Dreamers and doers
Thanks to help from a French expert, doctors in Northwest China are leading the fight against a hepatic disease. Fang Aiqing reports.
It is now 21 years since Georges Andre Mantion, 71, first visited Urumqi in Northwest China's Xinjiang Uygur autonomous region.
The French surgeon, an academician at the French Academy of Medicine and a recent winner of the Chinese government's Friendship Award, is an expert in the treatment of digestive tumors, and he is a specialist in treating alveolar echinococcosis, or AE.
AE is a hepatic disease caused by a kind of parasite of one or two millimeters and is also known as "parasite cancer" as its symptoms and disease progression is similar to hepatic cancer.
According to 2016 statistics of the disease prevention and control bureau of the National Health and Family Planning Commission, echinococcosis is widespread mainly in pastoral areas of western China's 350 counties, threatening a population of about 50 million.

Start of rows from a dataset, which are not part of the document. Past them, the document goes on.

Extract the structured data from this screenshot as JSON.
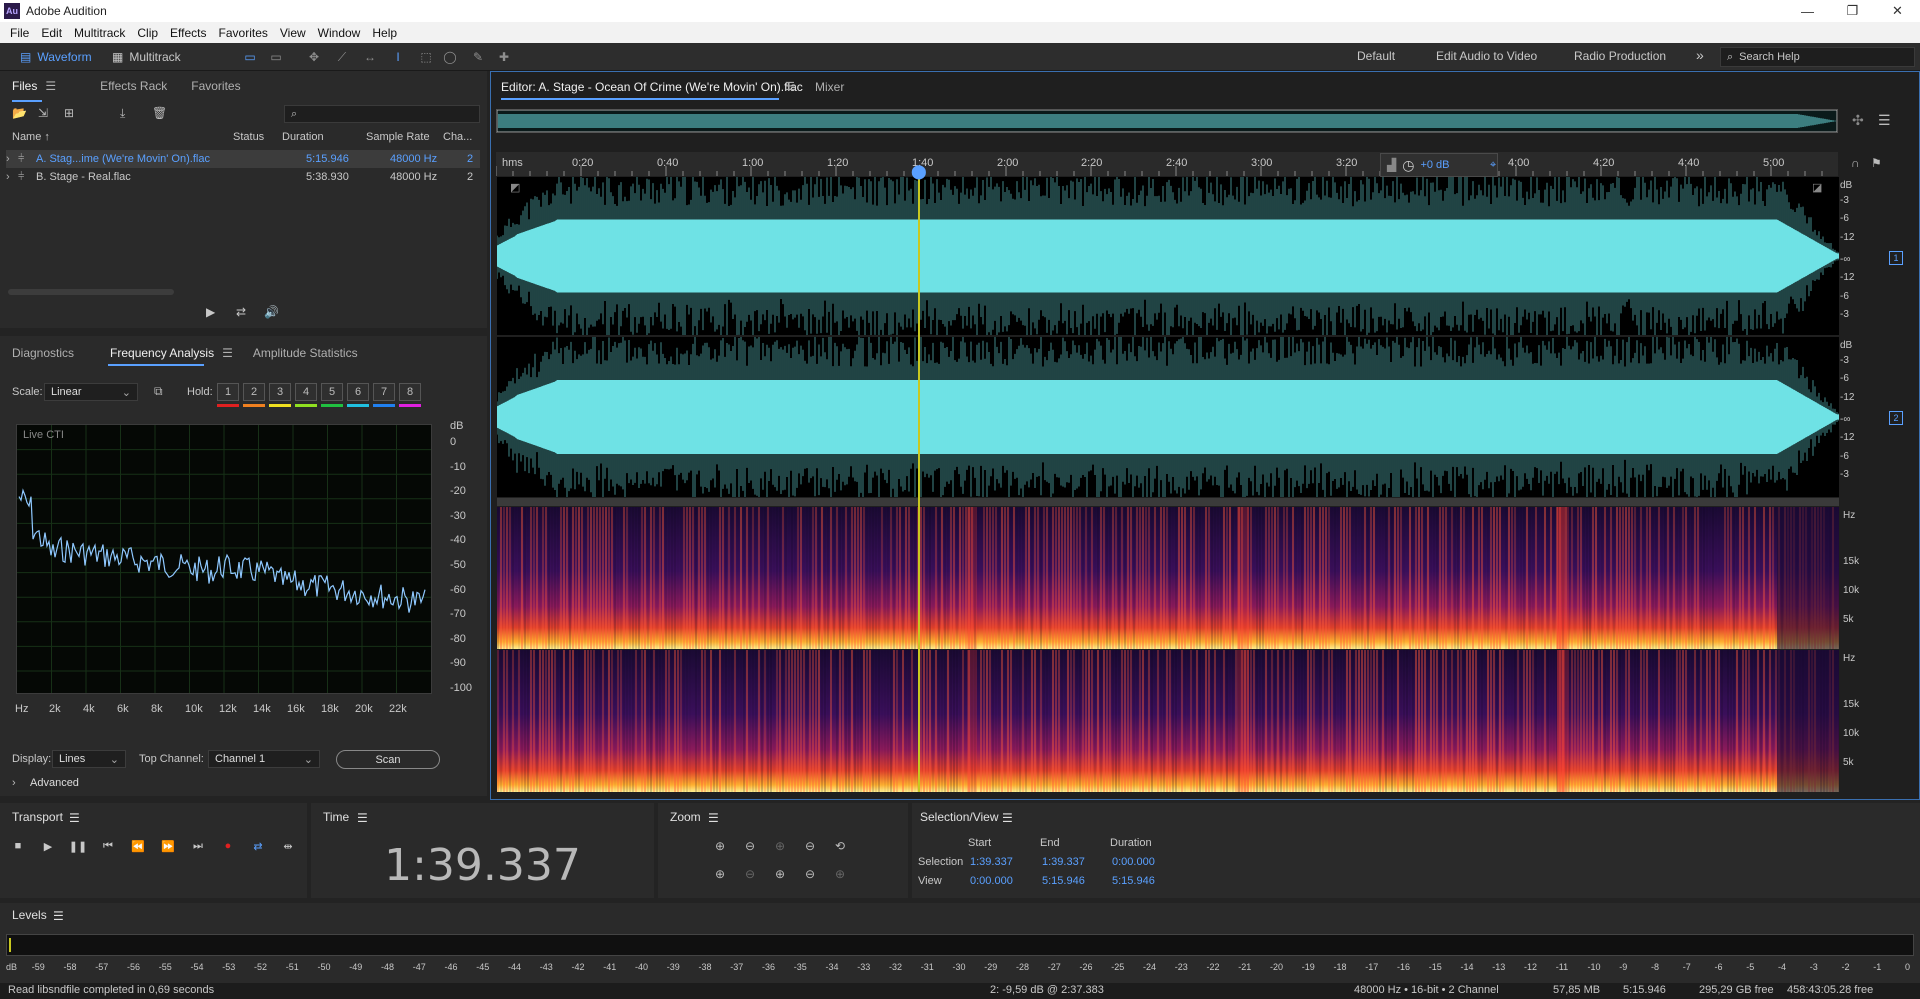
{
  "app": {
    "title": "Adobe Audition",
    "logo": "Au"
  },
  "menu": [
    "File",
    "Edit",
    "Multitrack",
    "Clip",
    "Effects",
    "Favorites",
    "View",
    "Window",
    "Help"
  ],
  "toolbar": {
    "waveform": "Waveform",
    "multitrack": "Multitrack",
    "workspaces": [
      "Default",
      "Edit Audio to Video",
      "Radio Production"
    ],
    "search_placeholder": "Search Help"
  },
  "files_panel": {
    "tabs": [
      "Files",
      "Effects Rack",
      "Favorites"
    ],
    "columns": [
      "Name ↑",
      "Status",
      "Duration",
      "Sample Rate",
      "Cha..."
    ],
    "rows": [
      {
        "name": "A. Stag...ime (We're Movin' On).flac",
        "status": "",
        "duration": "5:15.946",
        "rate": "48000 Hz",
        "ch": "2"
      },
      {
        "name": "B. Stage - Real.flac",
        "status": "",
        "duration": "5:38.930",
        "rate": "48000 Hz",
        "ch": "2"
      }
    ]
  },
  "analysis_panel": {
    "tabs": [
      "Diagnostics",
      "Frequency Analysis",
      "Amplitude Statistics"
    ],
    "scale_label": "Scale:",
    "scale_value": "Linear",
    "hold_label": "Hold:",
    "hold": [
      "1",
      "2",
      "3",
      "4",
      "5",
      "6",
      "7",
      "8"
    ],
    "hold_colors": [
      "#e02020",
      "#f08020",
      "#f0e020",
      "#90e020",
      "#20c040",
      "#20c0e0",
      "#2080f0",
      "#e020e0"
    ],
    "live_label": "Live CTI",
    "db_unit": "dB",
    "y_ticks": [
      "0",
      "-10",
      "-20",
      "-30",
      "-40",
      "-50",
      "-60",
      "-70",
      "-80",
      "-90",
      "-100"
    ],
    "x_ticks": [
      "Hz",
      "2k",
      "4k",
      "6k",
      "8k",
      "10k",
      "12k",
      "14k",
      "16k",
      "18k",
      "20k",
      "22k"
    ],
    "display_label": "Display:",
    "display_value": "Lines",
    "top_channel_label": "Top Channel:",
    "top_channel_value": "Channel 1",
    "scan": "Scan",
    "advanced": "Advanced"
  },
  "editor": {
    "tab_title": "Editor: A. Stage - Ocean Of Crime (We're Movin' On).flac",
    "mixer": "Mixer",
    "ruler": [
      "hms",
      "0:20",
      "0:40",
      "1:00",
      "1:20",
      "1:40",
      "2:00",
      "2:20",
      "2:40",
      "3:00",
      "3:20",
      "4:00",
      "4:20",
      "4:40",
      "5:00"
    ],
    "gain": "+0 dB",
    "db_scale": [
      "dB",
      "-3",
      "-6",
      "-12",
      "-∞",
      "-12",
      "-6",
      "-3"
    ],
    "hz_scale": [
      "Hz",
      "15k",
      "10k",
      "5k"
    ],
    "channels": [
      "1",
      "2"
    ]
  },
  "transport": {
    "title": "Transport"
  },
  "time": {
    "title": "Time",
    "value": "1:39.337"
  },
  "zoom": {
    "title": "Zoom"
  },
  "selection": {
    "title": "Selection/View",
    "headers": [
      "Start",
      "End",
      "Duration"
    ],
    "rows": [
      {
        "label": "Selection",
        "start": "1:39.337",
        "end": "1:39.337",
        "dur": "0:00.000"
      },
      {
        "label": "View",
        "start": "0:00.000",
        "end": "5:15.946",
        "dur": "5:15.946"
      }
    ]
  },
  "levels": {
    "title": "Levels",
    "ticks": [
      "dB",
      "-59",
      "-58",
      "-57",
      "-56",
      "-55",
      "-54",
      "-53",
      "-52",
      "-51",
      "-50",
      "-49",
      "-48",
      "-47",
      "-46",
      "-45",
      "-44",
      "-43",
      "-42",
      "-41",
      "-40",
      "-39",
      "-38",
      "-37",
      "-36",
      "-35",
      "-34",
      "-33",
      "-32",
      "-31",
      "-30",
      "-29",
      "-28",
      "-27",
      "-26",
      "-25",
      "-24",
      "-23",
      "-22",
      "-21",
      "-20",
      "-19",
      "-18",
      "-17",
      "-16",
      "-15",
      "-14",
      "-13",
      "-12",
      "-11",
      "-10",
      "-9",
      "-8",
      "-7",
      "-6",
      "-5",
      "-4",
      "-3",
      "-2",
      "-1",
      "0"
    ]
  },
  "status": {
    "left": "Read libsndfile completed in 0,69 seconds",
    "cursor": "2: -9,59 dB @ 2:37.383",
    "format": "48000 Hz • 16-bit • 2 Channel",
    "size": "57,85 MB",
    "duration": "5:15.946",
    "free": "295,29 GB free",
    "time_free": "458:43:05.28 free"
  },
  "colors": {
    "accent": "#5aa0ff",
    "wave": "#6fe3e5",
    "playhead": "#e8e020"
  }
}
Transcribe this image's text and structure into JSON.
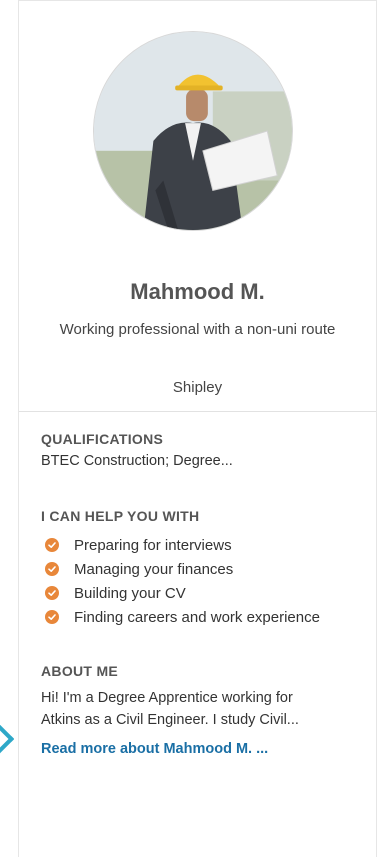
{
  "profile": {
    "name": "Mahmood M.",
    "tagline": "Working professional with a non-uni route",
    "location": "Shipley"
  },
  "qualifications": {
    "title": "QUALIFICATIONS",
    "text": "BTEC Construction; Degree..."
  },
  "help": {
    "title": "I CAN HELP YOU WITH",
    "items": [
      {
        "label": "Preparing for interviews",
        "icon": "check-icon"
      },
      {
        "label": "Managing your finances",
        "icon": "check-icon"
      },
      {
        "label": "Building your CV",
        "icon": "check-icon"
      },
      {
        "label": "Finding careers and work experience",
        "icon": "check-icon"
      }
    ]
  },
  "about": {
    "title": "ABOUT ME",
    "line1": "Hi! I'm a Degree Apprentice working for",
    "line2": "Atkins as a Civil Engineer. I study Civil..."
  },
  "read_more_label": "Read more about Mahmood M. ...",
  "colors": {
    "accent_orange": "#e8873a",
    "link_blue": "#1a6fa5",
    "left_accent": "#2ea8c8"
  }
}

In some plateau areas, the incidence is 12 percent. And the 10-year case fatality rate of AE, if not treated in time, exceeds 90 percent.
For years, Mantion's footprints have been seen beyond Xinjiang, covering major echinococcosis-prevalent regions in China like Qinghai and Gansu provinces and the Ningxia Hui, Inner Mongolia and Tibet autonomous regions.
He has also worked in major hospitals in Beijing, Chongqing, Sichuan and Yunnan.